RIPON -- Confusion is Kyle Wengel's best friend a moment before taking a snap. While the defense still is trying to read the formation, Wengel is already putting the play in motion.
Such confusion leads to big plays.
"We'll use 10 to 15 formations in a game," Ripon High's senior quarterback said. "By moving our players around, the defense can't focus on the back or the slot receiver. It doesn't have time to set up for a new look."
That deception helped produce a 34-28 upset of Escalon, the first time in 16 years Ripon beat its rival, and has been integral to an 11-0 season.
It led to the Trans-Valley League title and the No. 3 seed in the Sac-Joaquin Section Division 4 playoffs but will it be enough to upset red-hot Central Catholic (9-2) tonight and send Ripon to the semifinals?

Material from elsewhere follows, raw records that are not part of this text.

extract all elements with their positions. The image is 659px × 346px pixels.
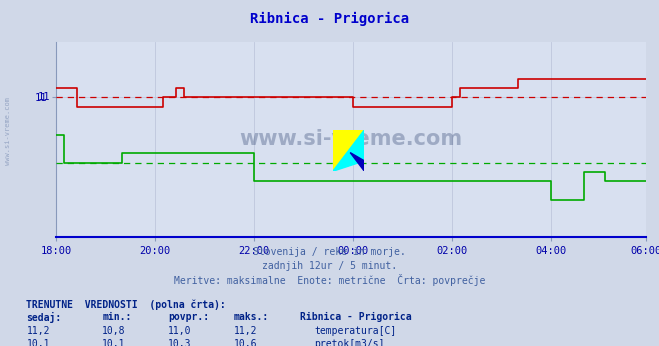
Text: 10,3: 10,3 <box>168 339 192 346</box>
Text: TRENUTNE  VREDNOSTI  (polna črta):: TRENUTNE VREDNOSTI (polna črta): <box>26 299 226 310</box>
Text: min.:: min.: <box>102 312 132 322</box>
Text: povpr.:: povpr.: <box>168 312 209 322</box>
Text: 10,1: 10,1 <box>26 339 50 346</box>
Text: sedaj:: sedaj: <box>26 312 61 324</box>
Polygon shape <box>333 130 364 171</box>
Polygon shape <box>350 153 364 171</box>
Text: 10,8: 10,8 <box>102 326 126 336</box>
Text: zadnjih 12ur / 5 minut.: zadnjih 12ur / 5 minut. <box>262 261 397 271</box>
Text: 11: 11 <box>38 92 50 102</box>
Text: www.si-vreme.com: www.si-vreme.com <box>5 98 11 165</box>
Text: maks.:: maks.: <box>234 312 269 322</box>
Text: temperatura[C]: temperatura[C] <box>314 326 397 336</box>
Text: 11,0: 11,0 <box>168 326 192 336</box>
Text: Ribnica - Prigorica: Ribnica - Prigorica <box>250 12 409 26</box>
Text: www.si-vreme.com: www.si-vreme.com <box>239 129 463 149</box>
Text: Ribnica - Prigorica: Ribnica - Prigorica <box>300 312 411 322</box>
Text: 10,1: 10,1 <box>102 339 126 346</box>
Text: 11,2: 11,2 <box>234 326 258 336</box>
Polygon shape <box>333 130 364 171</box>
Text: 11,2: 11,2 <box>26 326 50 336</box>
Text: 10,6: 10,6 <box>234 339 258 346</box>
Text: Slovenija / reke in morje.: Slovenija / reke in morje. <box>253 247 406 257</box>
Text: Meritve: maksimalne  Enote: metrične  Črta: povprečje: Meritve: maksimalne Enote: metrične Črta… <box>174 274 485 286</box>
Text: pretok[m3/s]: pretok[m3/s] <box>314 339 385 346</box>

"If we continue to play the way we have this season, we have a chance to get one of the biggest wins in the history of Ripon football," said Wengel, whose club knocked off physical (Escalon, Hilmar) and agile (Hughson, Modesto Christian) teams in the TVL. "One of the things I bring to a huddle is my attitude. I get everyone up."

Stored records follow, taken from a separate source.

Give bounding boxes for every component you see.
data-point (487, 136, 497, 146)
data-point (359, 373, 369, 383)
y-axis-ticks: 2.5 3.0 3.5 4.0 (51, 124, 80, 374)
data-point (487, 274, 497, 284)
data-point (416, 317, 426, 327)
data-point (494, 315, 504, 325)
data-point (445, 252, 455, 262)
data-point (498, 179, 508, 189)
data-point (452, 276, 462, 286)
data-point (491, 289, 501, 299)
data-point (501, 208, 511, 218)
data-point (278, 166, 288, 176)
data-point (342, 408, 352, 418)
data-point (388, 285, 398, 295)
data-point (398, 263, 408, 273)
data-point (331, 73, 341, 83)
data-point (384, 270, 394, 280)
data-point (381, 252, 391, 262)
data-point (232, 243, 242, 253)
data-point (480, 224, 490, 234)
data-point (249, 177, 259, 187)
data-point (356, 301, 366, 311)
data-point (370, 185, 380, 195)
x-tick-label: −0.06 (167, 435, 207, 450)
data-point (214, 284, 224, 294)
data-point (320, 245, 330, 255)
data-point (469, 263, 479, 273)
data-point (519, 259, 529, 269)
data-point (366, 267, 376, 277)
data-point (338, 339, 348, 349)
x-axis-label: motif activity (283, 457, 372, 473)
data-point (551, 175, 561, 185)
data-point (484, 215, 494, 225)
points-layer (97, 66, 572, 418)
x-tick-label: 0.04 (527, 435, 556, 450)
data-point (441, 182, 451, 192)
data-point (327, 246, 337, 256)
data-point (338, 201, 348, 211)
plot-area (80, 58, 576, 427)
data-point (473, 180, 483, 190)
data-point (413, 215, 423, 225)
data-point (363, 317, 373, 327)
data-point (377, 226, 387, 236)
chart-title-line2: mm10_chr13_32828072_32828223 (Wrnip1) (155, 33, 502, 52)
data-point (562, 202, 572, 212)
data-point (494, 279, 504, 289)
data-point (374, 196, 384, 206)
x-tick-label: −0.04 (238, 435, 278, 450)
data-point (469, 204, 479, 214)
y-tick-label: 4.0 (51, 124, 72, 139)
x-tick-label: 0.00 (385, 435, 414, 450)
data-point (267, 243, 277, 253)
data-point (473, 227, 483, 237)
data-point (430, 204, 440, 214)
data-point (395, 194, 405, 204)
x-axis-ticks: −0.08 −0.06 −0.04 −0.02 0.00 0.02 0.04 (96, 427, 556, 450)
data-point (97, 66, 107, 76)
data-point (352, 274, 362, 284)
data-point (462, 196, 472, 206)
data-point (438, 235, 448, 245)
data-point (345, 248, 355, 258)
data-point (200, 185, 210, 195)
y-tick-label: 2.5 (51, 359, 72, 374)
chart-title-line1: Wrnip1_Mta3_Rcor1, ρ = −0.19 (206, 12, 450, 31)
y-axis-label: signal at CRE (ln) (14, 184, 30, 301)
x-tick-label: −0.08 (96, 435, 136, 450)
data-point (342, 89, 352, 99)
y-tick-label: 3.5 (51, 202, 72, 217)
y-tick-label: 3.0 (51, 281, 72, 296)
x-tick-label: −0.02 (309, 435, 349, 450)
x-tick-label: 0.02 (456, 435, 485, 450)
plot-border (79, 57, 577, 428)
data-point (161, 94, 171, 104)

The Indians needed that optimism after falling behind 28-7 at halftime at Escalon. Wengel rallied Ripon with his passing, including an 80-yard TD to Michael Ysit to cut the deficit to 28-14.
Wengel completed just 11 passes in the game, but piled up 234 yards and tossed two TDs without a pick. He completed five to Bradley Clark for 113 yards, as Ripon exploited its multiple formations to hide its top receiver.

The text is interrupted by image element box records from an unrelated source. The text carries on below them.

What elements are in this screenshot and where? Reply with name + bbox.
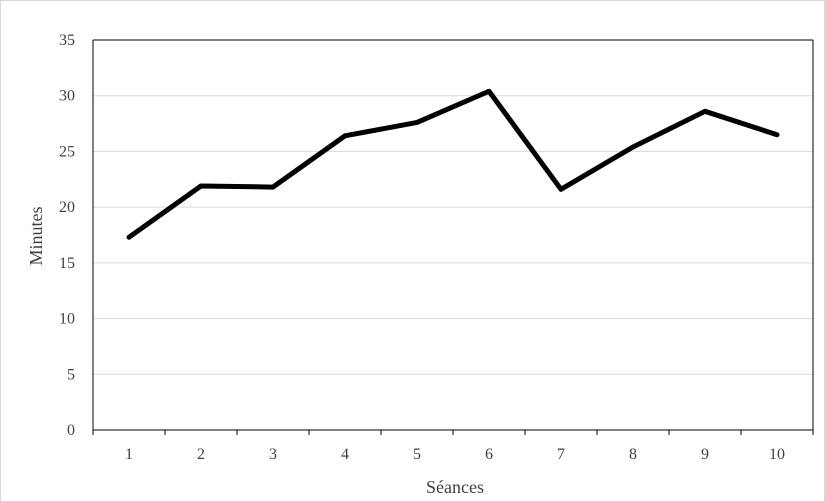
y-axis-tick-labels: 0 5 10 15 20 25 30 35 [59,32,75,439]
axes [92,39,814,435]
y-tick-label: 20 [59,199,75,216]
x-tick-label: 10 [769,446,785,463]
x-tick-label: 5 [413,446,421,463]
x-tick-label: 4 [341,446,349,463]
grid-lines [93,39,813,375]
x-tick-label: 9 [701,446,709,463]
y-tick-label: 25 [59,143,75,160]
y-tick-label: 0 [67,422,75,439]
y-tick-label: 10 [59,311,75,328]
y-tick-label: 30 [59,88,75,105]
y-tick-label: 15 [59,255,75,272]
y-axis-title: Minutes [26,206,46,265]
x-axis-tick-labels: 1 2 3 4 5 6 7 8 9 10 [125,446,785,463]
x-tick-label: 2 [197,446,205,463]
y-tick-label: 35 [59,32,75,49]
y-tick-label: 5 [67,366,75,383]
x-axis-title: Séances [426,477,484,497]
x-tick-label: 8 [629,446,637,463]
x-tick-label: 6 [485,446,493,463]
series-line-0 [126,88,780,240]
x-tick-label: 7 [557,446,565,463]
x-tick-label: 3 [269,446,277,463]
series [126,88,780,240]
x-tick-label: 1 [125,446,133,463]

Clark lines up as a slot on one play, halfback on another; Cole Herrin plays his natural receiver position one play, then lines up as the Wildcat the next snap.
The confusion can lead to mistakes by a quarterback, as well, if they're not well-versed in the 30 formations in the playbook.
"Right after my junior season ended, I began studying for this year," said Wengel, whose Indians were upset by Livingston in the first round in 2011. "I've always been a quarterback, so I'm used to studying formations. I try to push everyone else, too."
That includes Sunday school.
Wengel will recruit his father and brothers to fill the key offensive positions, and spend hours calling plays and identifying options he'll be able to exploit.
That's often followed by a film session, conversations with his backs and receivers later in the day, then more talking Monday.
Wengel has made a star of junior receiver Bradley Clark, pressed into service when Herrin turned an ankle early. Bradley has 15 TD catches, and averages 18 yards on his 35 catches.
"We'll talk about whether the defensive back is playing 7 to 9 yards off, or if he bails, and how we can take advantage of that," said Wengel, who has passed for 1,695 yards and 25 TDs with just six picks. "I want to have something to tell everyone, then we work on it all week. By the time Friday comes, we've done the research and we feel confident."
Wengel fired 20 TDs last year, but also threw 10 picks. He was 4-of-13 for 22 yards and an interception in the 12-10 playoff loss.
"We all expect more from ourselves this year," said Wengel, whose club averages 44 points a game, a 13-point increase from 2011. "We gotta keep pushing."